If you take maternity leave or family leave during your residency, be prepated to have to document why you had to take leave if you don't have your full license before the leave of absence. If it's for health reasons you will need letters from your doctors saying exactly what was wrong and that you are 100% healthy now. If it's maternity leave, be prepared to have your OB write a letter saying so. If you have to go on maternity leave prior to delivery, your OB will need to explain why you had to go on leave prior to your due date. If a family member becomes seriously ill or dies, you will need to be able to document this thru letters from the family member's physician, and maybe a death certificate if applicable. If any of these things apply to you, you need to allow another 2-6 months for the process of getting this documentation to the state board and them reviewing it and deciding tif they will give you a license.
This is why I say start on it as soon as possible, so that you get your full icense before any such issues come up. The state boards seem to think that anyone who took leave for any reason is either mentally ill or drug-addicted and hiding that under the leave for family or obstetric reason. They seem to be quite terrified of somehow failing to stop a 'bad doctor' and being sued.
So there's the overview. I can post pointers to the relevant websites if people want.
Here's an overview of how the process works.

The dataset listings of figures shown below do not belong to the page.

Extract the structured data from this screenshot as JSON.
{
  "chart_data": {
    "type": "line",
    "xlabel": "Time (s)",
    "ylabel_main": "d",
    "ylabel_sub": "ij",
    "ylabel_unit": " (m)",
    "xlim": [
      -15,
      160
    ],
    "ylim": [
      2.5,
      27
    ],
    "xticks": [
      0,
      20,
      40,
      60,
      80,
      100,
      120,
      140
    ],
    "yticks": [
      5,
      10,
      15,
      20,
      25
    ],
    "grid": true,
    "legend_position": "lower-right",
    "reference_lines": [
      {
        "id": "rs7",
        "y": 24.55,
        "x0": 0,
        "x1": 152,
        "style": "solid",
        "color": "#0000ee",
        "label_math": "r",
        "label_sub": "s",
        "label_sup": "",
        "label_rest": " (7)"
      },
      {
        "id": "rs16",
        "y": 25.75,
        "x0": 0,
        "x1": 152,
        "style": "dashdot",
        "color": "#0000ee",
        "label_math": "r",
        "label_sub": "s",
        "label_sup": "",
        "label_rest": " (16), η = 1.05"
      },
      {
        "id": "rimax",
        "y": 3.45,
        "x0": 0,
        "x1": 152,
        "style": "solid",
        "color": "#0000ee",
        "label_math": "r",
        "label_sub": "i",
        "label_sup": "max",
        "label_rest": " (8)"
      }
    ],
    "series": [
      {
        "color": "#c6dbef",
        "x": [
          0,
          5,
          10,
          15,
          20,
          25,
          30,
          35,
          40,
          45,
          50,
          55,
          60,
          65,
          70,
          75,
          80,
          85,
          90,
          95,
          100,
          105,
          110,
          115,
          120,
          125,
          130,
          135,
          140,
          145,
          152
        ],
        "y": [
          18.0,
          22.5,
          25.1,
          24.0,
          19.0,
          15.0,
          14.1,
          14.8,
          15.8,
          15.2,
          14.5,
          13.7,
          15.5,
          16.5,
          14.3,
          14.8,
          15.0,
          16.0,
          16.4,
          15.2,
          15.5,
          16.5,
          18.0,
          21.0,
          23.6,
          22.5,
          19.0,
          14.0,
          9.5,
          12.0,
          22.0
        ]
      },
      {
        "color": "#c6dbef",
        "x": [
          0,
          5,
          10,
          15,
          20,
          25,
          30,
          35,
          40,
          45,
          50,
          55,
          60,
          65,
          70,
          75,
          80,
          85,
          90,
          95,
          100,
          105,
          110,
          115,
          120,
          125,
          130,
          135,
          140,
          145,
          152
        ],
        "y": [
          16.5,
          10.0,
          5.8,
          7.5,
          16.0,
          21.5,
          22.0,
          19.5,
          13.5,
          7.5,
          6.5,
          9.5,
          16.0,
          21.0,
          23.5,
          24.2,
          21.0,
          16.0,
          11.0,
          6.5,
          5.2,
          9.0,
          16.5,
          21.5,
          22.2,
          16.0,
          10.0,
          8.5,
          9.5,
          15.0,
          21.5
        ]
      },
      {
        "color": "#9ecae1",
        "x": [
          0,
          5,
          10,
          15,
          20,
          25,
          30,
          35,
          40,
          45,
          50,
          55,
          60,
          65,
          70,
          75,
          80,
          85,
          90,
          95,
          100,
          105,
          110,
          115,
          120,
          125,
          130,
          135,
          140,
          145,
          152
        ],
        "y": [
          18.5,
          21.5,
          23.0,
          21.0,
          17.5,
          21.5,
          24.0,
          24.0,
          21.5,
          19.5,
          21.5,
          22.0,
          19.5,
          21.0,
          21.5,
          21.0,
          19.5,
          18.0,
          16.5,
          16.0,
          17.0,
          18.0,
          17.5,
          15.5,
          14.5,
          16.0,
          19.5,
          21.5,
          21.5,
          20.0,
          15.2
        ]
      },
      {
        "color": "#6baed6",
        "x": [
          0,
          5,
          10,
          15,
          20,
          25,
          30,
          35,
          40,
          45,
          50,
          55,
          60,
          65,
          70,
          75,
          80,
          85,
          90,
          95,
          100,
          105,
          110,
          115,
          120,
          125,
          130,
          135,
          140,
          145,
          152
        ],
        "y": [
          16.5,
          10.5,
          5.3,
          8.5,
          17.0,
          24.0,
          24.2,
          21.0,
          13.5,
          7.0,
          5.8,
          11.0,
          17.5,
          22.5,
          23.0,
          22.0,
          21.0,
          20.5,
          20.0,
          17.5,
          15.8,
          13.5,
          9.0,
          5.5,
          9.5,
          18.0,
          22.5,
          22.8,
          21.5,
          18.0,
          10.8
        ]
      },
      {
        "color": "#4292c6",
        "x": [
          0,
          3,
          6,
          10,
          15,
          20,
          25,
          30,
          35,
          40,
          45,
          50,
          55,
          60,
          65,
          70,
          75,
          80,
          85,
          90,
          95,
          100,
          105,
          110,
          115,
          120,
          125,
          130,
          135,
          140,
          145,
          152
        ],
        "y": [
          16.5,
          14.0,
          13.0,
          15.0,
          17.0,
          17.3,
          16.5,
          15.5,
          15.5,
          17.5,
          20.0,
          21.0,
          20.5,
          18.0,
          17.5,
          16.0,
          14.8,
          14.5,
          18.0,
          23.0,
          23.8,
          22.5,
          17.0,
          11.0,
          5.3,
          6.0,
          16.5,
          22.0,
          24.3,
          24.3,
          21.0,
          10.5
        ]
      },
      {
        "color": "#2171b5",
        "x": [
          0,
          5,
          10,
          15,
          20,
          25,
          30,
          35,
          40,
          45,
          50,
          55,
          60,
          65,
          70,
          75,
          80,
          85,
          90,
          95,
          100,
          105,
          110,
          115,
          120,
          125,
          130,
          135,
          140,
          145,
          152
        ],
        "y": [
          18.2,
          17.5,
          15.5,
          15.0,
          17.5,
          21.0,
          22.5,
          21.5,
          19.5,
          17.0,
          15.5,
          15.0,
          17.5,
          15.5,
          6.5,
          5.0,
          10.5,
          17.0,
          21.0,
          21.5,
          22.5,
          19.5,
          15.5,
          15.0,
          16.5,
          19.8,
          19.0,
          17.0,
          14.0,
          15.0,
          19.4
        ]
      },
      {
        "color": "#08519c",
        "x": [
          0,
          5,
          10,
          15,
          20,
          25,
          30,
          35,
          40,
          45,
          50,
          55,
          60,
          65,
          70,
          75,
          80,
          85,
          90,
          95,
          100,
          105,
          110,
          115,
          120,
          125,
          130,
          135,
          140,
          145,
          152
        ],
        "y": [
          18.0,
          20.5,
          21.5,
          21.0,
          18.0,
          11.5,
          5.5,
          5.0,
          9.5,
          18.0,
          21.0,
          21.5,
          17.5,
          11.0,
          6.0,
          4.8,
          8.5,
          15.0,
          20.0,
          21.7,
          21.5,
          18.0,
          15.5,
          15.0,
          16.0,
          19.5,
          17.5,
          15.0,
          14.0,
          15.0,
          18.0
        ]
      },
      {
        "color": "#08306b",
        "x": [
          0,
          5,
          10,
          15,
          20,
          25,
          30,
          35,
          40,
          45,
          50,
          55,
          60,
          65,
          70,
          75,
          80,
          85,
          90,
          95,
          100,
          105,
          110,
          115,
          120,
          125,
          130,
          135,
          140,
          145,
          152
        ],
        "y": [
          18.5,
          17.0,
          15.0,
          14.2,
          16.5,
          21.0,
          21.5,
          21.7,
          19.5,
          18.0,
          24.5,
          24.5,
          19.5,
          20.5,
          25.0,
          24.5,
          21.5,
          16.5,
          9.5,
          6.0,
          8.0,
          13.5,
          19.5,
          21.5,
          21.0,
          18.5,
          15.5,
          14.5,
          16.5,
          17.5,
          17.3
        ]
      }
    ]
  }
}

Betsy, thanks for your quick response. I like to know the process all the way through, then envision going through it. Can you give us an idea of what paperwork any of us need to have on hand (e.g. copy of our birth certificate, transcripts, etc.)? And do you know if residencies are yet doing away with the so-called 'tail- coverage' malpractice? Thanks! Take care…Mary
There is no special documentation like birth certificates. You will need proof of your visa status if you aren't a native born US citizen, I think. Otherwise, the state board supplies you with forms for you to fill out, forms for your medical school to fill out, forms for you to fill out to send to your medical school authorizing them to fill out the other forms… You get the picture. It's all in the packet, and you fill it out and/or send it to the right folks for completion.
As for tail coverage, medicine, FP & peds residents don't have to worry about it. The residency program takes care of it usually, mainly by buying occurrence-based rather than claims-made coverage. (There's no tail to buy with occurrence-based, because the policy as written covers all occurences during the period of coverage on the policy, even if the occurrence is not discovered until after the policy is not in force.) I don't know if this applies to surgery or surgical subspecialty residents, because their potential tail exposure is larger. My suspicion is that surgical residency programs probably buy occurrence-based coverage as well. It is normal for your contract with your residency program to specify if they buy claims-made or occurrence-based. You could certainly ask about which type they purchase for house staff during interviews. If it's claims-made, you could ask who buys the tail during interviews (although I don't recommend that you do as all discussions of money are pretty much verboten and this is a money-related topic). So as a general rule, don't sweat the tail coverage. It's usually a non-issue.
Thanks for the information. I am not letting any grass grow under my feet for taking Step III. I just want to get this exam out of the way so I can concentrate on finishing this year as strong as I started.